A graphic showing a newspaper.
  • The UAE has long looked to Africa as a solution to a potentially devastating problem: food security. The largely arid nation imports around 90% of its food supplies, and the current blockade of the Strait of Hormuz has reiterated the importance of having a diverse supply chain. However, an investigation by New Lines Magazine into state-backed agribusiness endeavors across the continent — including a blueberry farm in Mauritania — suggests that the UAE’s Africa breadbasket strategy may be more talk than action.

  • Côte d’Ivoire’s 421-meter (1,381-foot) Tour F will become the continent’s tallest building when it opens later this year — overtaking Egypt’s 394-meter Iconic Tower, which was unveiled in 2024. This skyscraper mini-boom has been divisive, with some architects suggesting that they fit into Western ideas of a status symbol, rather than actually fulfilling urban planning needs, Dezeen magazine writes. “The tall building requires certain infrastructure and amenities that we don’t have as standard,” one Nigerian architect points out: “What happens if you’re in the lift and the power goes out?”

  • Thinking of democracy and autocracy as two opposite ends of a sliding scale, impedes a clear diagnosis of what happened during recent elections in Cameroon, Côte d’Ivoire, Tanzania, and Uganda, a writer argues.
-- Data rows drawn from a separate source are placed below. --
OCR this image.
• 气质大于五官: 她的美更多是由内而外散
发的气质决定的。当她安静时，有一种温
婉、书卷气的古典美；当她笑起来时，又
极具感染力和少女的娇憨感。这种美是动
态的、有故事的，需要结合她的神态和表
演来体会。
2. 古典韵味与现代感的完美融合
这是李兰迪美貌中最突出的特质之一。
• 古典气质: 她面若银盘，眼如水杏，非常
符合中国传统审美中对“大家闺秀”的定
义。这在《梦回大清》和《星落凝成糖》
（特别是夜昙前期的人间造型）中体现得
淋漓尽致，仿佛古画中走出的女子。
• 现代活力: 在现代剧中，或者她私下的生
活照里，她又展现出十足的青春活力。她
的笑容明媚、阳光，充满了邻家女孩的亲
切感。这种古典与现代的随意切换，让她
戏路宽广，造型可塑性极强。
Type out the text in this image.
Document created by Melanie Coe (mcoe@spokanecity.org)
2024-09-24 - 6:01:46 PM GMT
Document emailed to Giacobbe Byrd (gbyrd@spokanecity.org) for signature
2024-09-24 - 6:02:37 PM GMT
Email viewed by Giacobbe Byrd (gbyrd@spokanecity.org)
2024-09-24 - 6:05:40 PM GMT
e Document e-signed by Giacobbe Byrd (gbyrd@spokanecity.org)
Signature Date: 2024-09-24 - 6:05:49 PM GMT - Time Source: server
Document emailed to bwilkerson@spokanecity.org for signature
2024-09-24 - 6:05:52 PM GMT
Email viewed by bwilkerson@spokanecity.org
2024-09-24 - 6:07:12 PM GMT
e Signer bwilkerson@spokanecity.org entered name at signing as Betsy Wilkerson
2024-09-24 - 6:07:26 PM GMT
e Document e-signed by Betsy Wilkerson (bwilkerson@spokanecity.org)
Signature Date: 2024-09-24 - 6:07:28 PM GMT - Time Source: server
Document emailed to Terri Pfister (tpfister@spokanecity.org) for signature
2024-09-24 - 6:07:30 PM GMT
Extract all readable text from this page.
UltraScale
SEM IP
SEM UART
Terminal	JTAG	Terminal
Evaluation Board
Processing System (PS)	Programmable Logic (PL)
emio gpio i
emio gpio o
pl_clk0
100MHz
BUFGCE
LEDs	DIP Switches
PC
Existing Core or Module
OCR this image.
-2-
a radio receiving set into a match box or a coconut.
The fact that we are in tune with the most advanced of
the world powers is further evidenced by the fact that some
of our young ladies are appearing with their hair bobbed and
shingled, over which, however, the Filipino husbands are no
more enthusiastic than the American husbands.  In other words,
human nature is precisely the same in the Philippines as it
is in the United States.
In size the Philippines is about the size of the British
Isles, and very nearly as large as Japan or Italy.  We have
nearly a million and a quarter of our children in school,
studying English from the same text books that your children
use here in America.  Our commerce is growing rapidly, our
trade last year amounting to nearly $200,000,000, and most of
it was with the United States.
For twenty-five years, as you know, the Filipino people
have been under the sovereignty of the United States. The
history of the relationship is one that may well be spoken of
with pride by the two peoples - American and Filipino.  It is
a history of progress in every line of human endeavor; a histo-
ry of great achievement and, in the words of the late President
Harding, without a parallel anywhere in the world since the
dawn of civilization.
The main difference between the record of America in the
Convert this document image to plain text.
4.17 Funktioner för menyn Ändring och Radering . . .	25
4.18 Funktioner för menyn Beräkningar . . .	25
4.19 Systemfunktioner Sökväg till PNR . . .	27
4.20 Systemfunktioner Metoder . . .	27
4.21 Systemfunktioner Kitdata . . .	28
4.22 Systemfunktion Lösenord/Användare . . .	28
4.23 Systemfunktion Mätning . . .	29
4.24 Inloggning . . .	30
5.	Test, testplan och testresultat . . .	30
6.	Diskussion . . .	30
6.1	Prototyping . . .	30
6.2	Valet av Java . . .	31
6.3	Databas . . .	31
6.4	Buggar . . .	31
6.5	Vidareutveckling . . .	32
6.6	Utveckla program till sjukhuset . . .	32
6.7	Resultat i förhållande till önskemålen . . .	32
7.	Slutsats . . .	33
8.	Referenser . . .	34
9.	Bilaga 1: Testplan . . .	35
While maintaining the semblance of elections and due process, political structures have been hollowed out from within. This is both paradoxically durable but unsustainable, Christine Mungai writes for The Ideas Letter, and when the bandwidth of autocratic governments to maintain power snaps, the outcome will be both “sudden and seismic.”

  • Russia’s involvement in Sahelian countries, such as Burkina Faso, Mali, and Niger, has been a growing cause for concern in the West. Moscow has launched significant disinformation campaigns, provided intelligence support, and deployed an on-the-ground troop presence in recent years. However, the cracks in its approach are beginning to show, two members of the Carnegie Endowment for International Peace argue in Foreign Affairs. Africa Corps’s outright brutality is uniting opposition forces, the region’s junta governments are failing to work together, and growing business or military operations from China, Türkiye, and the UAE is diluting Russia’s prominence.